First, unemployment remains low. While inner-city unemployment is higher and is a serious issue, however. on a national average, more people are working than before. In the western suburbs of Philadelphia, “help wanted” signs are everywhere. Granted, these are entry-level jobs, but they spring from an increased demand for a product (such as lattes), which comes from people having larger disposable incomes (to spend on lattes). Further, an entry-level job opening can come from turnover: people leaving entry-level jobs for higher-paying ones.

Second, the United States economy is robust. Europe is in an economic slowdown with an uncertain future as United Kingdom Prime Minister Boris Johnson seems determined make Brexit a reality. Further, China has lost a significant amount of manufacturing jobs to other south Asian countries, notably, Vietnam. The protests in Hong Kong also contribute to investors’ concerns about doing business in the People’s Republic.

Internationally, U.S. Treasury bonds are viewed as the one safe haven for investors, and demand is high. Institutional investors such as banks need safe havens, in order to guarantee their capital foundation. For example, Eurobonds are too risky ass nobody knows what the Euro will be worth in a post-Brexit European Union.

Third, there are no discernible bubbles in the economy. The Great Recession of 2007-09 had its roots in subprime mortgages, whereby mortgage lenders loaned money to people who did not meet the usual income/asset qualifications for a loan and to real estate speculators. Overabundant access to mortgages pushed housing prices up. However, the income of people with mortgages remained flat. Speculators, and later, ordinary homeowners found themselves unable to repay the mortgages, with many simply walking away from their homes. Finally, some large investment banks deeply involved in the mortgage business collapsed; they went bankrupt, received federal funds, or were taken over by stronger banks.

A similar scenario resulted in the recession of 1990-91, which, in turn, contributed to Bill Clinton’s victory over George H.W. Bush in the 1992 presidential election.

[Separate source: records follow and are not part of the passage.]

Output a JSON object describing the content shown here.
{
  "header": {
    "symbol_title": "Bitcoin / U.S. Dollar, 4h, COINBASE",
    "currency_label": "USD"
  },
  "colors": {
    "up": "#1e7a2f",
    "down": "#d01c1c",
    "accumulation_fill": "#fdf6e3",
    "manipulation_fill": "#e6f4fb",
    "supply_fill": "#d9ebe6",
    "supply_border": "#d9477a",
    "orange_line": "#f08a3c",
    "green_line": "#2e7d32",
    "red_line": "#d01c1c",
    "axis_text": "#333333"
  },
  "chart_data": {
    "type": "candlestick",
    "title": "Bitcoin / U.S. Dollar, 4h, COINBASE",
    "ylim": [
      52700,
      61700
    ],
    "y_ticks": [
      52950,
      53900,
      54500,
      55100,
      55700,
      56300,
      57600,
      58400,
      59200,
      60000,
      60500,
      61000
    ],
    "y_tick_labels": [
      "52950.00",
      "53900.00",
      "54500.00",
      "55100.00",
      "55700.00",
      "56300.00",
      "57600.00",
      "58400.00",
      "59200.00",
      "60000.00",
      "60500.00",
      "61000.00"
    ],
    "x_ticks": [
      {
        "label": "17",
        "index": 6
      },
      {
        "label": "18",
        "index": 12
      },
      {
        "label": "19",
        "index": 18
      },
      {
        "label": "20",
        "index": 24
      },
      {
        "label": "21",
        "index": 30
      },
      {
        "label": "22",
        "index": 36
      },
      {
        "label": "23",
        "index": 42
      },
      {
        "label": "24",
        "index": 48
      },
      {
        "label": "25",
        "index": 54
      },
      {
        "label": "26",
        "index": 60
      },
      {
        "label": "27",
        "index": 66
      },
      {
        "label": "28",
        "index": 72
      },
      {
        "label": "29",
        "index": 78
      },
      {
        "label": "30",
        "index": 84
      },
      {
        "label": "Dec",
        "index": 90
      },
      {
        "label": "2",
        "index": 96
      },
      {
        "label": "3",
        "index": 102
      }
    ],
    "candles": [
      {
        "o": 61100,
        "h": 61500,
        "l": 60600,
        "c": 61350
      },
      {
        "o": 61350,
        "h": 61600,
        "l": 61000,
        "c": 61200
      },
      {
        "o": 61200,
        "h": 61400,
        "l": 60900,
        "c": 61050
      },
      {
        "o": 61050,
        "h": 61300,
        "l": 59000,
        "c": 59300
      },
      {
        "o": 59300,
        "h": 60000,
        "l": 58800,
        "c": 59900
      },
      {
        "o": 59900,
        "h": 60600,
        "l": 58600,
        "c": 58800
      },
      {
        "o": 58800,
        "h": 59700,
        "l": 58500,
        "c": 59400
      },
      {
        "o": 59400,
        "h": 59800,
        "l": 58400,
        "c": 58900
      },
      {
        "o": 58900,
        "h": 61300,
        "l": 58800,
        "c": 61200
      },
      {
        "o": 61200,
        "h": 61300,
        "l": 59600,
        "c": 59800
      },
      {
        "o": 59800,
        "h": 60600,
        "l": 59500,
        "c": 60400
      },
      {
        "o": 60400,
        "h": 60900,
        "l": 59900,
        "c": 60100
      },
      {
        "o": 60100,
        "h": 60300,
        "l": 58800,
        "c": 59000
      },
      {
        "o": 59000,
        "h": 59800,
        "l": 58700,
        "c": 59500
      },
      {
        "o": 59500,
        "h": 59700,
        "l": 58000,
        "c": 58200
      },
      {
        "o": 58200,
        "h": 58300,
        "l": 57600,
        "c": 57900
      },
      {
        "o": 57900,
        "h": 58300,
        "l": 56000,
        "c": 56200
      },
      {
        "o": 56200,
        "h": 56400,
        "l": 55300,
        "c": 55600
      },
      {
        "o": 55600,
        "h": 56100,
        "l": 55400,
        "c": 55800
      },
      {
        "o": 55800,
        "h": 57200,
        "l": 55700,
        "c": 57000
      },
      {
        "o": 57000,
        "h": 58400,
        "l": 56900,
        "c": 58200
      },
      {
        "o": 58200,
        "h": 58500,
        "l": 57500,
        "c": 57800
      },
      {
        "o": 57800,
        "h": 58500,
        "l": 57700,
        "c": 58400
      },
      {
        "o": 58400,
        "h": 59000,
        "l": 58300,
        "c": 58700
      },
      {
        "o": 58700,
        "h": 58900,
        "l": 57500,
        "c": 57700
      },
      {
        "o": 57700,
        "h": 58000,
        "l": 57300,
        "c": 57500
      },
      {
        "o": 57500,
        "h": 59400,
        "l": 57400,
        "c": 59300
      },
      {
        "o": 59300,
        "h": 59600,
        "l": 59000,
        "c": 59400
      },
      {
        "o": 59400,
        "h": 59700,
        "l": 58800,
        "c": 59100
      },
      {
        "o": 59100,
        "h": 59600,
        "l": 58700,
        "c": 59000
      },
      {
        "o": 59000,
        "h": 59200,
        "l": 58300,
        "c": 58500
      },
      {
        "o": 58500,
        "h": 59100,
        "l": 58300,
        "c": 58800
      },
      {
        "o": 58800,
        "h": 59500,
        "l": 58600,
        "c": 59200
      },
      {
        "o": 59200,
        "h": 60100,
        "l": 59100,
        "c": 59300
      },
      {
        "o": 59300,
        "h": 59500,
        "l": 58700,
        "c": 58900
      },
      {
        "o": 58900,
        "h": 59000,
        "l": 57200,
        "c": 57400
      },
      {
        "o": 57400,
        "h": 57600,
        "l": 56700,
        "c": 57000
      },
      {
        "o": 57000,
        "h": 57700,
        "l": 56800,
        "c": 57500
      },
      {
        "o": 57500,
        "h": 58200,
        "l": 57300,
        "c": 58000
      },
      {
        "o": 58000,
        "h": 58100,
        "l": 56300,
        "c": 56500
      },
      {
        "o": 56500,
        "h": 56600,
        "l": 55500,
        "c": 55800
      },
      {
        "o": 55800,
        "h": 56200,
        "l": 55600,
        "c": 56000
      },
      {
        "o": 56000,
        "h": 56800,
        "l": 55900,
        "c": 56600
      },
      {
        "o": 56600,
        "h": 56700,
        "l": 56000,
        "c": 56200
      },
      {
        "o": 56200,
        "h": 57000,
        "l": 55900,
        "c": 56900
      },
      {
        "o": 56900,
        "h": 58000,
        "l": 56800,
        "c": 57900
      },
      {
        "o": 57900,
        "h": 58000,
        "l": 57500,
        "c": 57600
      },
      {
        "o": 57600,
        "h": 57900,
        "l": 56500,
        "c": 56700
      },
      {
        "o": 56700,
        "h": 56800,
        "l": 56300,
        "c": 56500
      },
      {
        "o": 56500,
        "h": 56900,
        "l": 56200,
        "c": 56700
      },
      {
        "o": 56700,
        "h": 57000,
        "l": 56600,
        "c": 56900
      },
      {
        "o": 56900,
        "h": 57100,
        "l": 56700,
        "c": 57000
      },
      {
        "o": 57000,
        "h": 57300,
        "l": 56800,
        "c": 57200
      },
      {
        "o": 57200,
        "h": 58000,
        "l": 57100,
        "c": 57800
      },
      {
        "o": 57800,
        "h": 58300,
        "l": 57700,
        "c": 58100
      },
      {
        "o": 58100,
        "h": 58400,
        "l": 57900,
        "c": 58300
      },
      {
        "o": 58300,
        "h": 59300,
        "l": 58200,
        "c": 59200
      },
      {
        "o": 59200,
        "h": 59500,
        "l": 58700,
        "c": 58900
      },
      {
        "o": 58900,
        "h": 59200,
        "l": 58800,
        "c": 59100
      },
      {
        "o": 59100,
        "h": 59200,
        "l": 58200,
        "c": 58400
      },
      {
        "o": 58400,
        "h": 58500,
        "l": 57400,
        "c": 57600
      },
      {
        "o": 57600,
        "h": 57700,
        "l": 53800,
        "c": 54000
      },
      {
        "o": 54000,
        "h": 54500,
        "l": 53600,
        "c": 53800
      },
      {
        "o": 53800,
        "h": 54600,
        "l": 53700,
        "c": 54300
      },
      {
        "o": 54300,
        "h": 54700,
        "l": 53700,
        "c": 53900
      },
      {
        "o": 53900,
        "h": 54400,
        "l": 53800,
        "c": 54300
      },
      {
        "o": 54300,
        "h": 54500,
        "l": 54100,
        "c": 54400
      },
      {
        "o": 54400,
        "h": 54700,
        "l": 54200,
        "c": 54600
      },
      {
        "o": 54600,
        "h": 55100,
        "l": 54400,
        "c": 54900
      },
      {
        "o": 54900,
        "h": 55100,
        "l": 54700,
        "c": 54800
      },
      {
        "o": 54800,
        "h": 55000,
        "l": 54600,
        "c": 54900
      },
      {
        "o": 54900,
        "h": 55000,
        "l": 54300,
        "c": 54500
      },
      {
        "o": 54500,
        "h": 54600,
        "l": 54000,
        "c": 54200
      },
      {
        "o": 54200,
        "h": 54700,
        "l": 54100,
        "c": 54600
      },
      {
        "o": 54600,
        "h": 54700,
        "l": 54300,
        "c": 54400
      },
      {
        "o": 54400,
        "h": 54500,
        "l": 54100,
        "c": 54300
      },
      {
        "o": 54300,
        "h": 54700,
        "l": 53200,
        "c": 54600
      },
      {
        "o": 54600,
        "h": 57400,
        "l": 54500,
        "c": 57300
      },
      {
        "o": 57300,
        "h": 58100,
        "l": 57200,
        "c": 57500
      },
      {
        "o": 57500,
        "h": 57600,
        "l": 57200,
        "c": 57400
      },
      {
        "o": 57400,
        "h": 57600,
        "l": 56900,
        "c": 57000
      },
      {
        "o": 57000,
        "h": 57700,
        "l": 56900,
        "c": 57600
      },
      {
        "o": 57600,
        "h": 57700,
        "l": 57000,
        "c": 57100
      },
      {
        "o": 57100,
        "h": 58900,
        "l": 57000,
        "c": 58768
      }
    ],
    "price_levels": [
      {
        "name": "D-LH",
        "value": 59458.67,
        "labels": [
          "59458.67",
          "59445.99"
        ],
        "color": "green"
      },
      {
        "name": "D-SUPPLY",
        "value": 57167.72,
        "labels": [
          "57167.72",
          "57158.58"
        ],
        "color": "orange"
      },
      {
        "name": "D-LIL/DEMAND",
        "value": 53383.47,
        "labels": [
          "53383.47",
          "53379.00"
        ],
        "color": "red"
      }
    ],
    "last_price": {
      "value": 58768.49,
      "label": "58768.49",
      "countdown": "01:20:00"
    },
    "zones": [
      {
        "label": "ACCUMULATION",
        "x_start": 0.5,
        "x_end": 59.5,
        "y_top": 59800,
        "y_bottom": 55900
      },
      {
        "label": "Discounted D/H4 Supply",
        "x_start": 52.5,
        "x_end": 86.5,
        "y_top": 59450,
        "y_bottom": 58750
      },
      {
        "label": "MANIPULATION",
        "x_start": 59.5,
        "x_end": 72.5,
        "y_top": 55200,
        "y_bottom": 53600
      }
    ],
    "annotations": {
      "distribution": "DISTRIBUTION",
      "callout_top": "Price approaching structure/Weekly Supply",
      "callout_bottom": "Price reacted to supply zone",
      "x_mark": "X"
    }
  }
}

In the late 1980s to the early 1990s, ‘Savings and Loan’ financial institutions collapsed from overextending mortgage credit in the housing market.

In the late 1990s, Bill Clinton’s administration was rocked by the bust of the “dotcom” bubble, a result of intense speculation in internet-related stocks. Back then, it was possible for a firm to go rapidly from a cocktail-napkin idea to an initial public offering in the stock market without producing anything (including profits).

Are there bubbles today? Albeit the unlikely case there’s a massive financial bubble undetected by financial news reporters, it would seem America’s economy is stable and bubble-free.

What about those inversions in Treasury bond rates? The backstory is a flight to safety by institutional investors seeking a shorter-term instrument with which to park their capital.

The bottom line: although Democrats may wish for a recession to help defeat Trump, it’s not going to happen. Those who see movements in Treasury bond rates as recession predictors are ignoring the lack of speculative bubbles that have caused recessions since the late 1980s.

President Trump has a stronger America. It has more jobs than when he started and a solid economy. It’s not that Trump is lucky. It’s the result of his economic policies. If he wants to win in November 2020, he should maintain a steady economic course and not frighten investors (bombarded with recession predictions) with tweets and off-hand comments.

Joanne Butler was an international trade specialist at the Office of the U.S. Trade Representative and at the Foreign Agricultural Service at USDA in the George H.W. Bush administration. In the George W. Bush administration, she was a senior adviser and speechwriter at the Department of Labor.


The views and opinions expressed in this commentary are those of the author and do not reflect the official position of The Daily Caller.